Полковник дружески хлопнул подчиненного по плечу:
– Решай все сам. Это просто активистка-любительница.
– На Руси зря фамилий не давали, – заговорщицки шепнул Андрей.
Надеждин улыбнулся и кивнул в знак согласия. «Но ведь другие не хотят заниматься общественной работой», – тихо пояснил он.
В выходной, гуляя с сыном, Андрей заметил, как у близлежащего
– Па, а что дают?
– Пиво.
– Пива? Я тоже пиву хочу.
– Наш парень, – усмехнулся толстяк и предложил: – Товарищи, давайте пропустим кормящего отца без очереди! Он честно стоит.
Мужчины не стали возражать и расступились. Продавец, хитро улыбнувшись, посмотрел на Андрея и подмигнул:
– Вам на двоих?
– Да, – по-взрослому уверенно выпалил сын.
В толпе дружно засмеялись. Тополевский не стал злоупотреблять доверием людей и купил положенные две бутылки. Денис, наблюдая, как отец пытается рассовать пиво по карманам, деловито шепнул:
– Па, на меня тоже дали?
В этот момент к ним подбежал Куримов с авоськами в обеих руках.

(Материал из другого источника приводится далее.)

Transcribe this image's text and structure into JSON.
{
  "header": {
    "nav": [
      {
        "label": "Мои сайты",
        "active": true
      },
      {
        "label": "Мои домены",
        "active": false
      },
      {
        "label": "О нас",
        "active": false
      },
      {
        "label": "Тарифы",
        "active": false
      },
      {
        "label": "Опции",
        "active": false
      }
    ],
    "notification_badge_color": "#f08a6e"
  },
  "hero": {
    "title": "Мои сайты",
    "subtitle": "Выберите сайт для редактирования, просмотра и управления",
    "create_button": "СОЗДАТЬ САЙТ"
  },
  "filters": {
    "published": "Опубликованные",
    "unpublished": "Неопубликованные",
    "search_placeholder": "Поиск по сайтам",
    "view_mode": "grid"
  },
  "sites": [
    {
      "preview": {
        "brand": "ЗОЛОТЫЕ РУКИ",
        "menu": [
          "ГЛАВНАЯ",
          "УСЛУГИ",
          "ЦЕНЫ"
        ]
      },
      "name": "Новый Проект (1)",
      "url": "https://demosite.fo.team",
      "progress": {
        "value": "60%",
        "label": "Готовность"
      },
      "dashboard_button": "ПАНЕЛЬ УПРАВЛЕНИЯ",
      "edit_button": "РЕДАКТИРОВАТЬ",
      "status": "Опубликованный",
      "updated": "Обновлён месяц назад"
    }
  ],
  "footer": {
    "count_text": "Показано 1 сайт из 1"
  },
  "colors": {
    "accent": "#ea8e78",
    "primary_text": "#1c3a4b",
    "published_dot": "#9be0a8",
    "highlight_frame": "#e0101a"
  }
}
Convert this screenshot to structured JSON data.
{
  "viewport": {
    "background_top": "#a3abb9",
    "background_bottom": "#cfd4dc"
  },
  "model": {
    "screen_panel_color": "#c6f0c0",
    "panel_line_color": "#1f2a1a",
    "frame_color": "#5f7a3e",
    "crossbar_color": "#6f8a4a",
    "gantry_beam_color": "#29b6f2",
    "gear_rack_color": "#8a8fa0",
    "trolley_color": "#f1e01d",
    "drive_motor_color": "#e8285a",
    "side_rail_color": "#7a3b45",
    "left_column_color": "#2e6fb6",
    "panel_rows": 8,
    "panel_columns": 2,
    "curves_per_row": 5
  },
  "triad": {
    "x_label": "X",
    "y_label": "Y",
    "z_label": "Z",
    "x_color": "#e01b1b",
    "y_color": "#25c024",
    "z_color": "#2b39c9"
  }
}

– Андрей, вернись взад, скажи, что я тоже стоял, – попытался развернуть он соседа. – Жаль, я поздно тебя увидел. Пошли, а?
– Совесть не позволяет!
– Не жадись. Сам взял, помоги товарищу.
– Не могу, – нахмурился тот. – Меня самого пустили без очереди.
– Это еще почему? Ты же не баба и не инвалид.
– Пропустили как кормящего отца.
– Точно! – радостно хлопнул себя по лбу Куримов и припустил трусцой. – Сгоняю за Надькой, пусть подгребет с коляской.
Андрей посадил сына на плечи и нос к носу столкнулся с ухмыляющейся Бедоносовой.
– Вы понимаете, что очередь за пивом не место для прогулки мальчика?! Как не стыдно с малых лет приучать ребенка к пагубным привычкам! – заорала она на всю улицу.
Но прохожие не обращали на крики активистки ни малейшего внимания. Видя, что поддержки ждать неоткуда, дамочка сникла. Андрей скользнул равнодушным взглядом по побагровевшей физиономии блюстительницы семейных нравов и, ни слова не говоря, удалился.
– Хам! – в бессильной злобе прокричала вслед Анна.
– Па, тетенька злая как Баба Яга, – признался сверху Денис.
– Ее Кощей Бессмертный не любит, – отшутился отец.
После обеда Андрей принес в кухню газеты и картонные коробки. Куримов самодовольно кивнул на четыре бутылки пива.
– В отличие от некоторых Надюха сообразила взять на двоих, – хвастливо заметил он. – Молодец, что подбросил идею с коляской.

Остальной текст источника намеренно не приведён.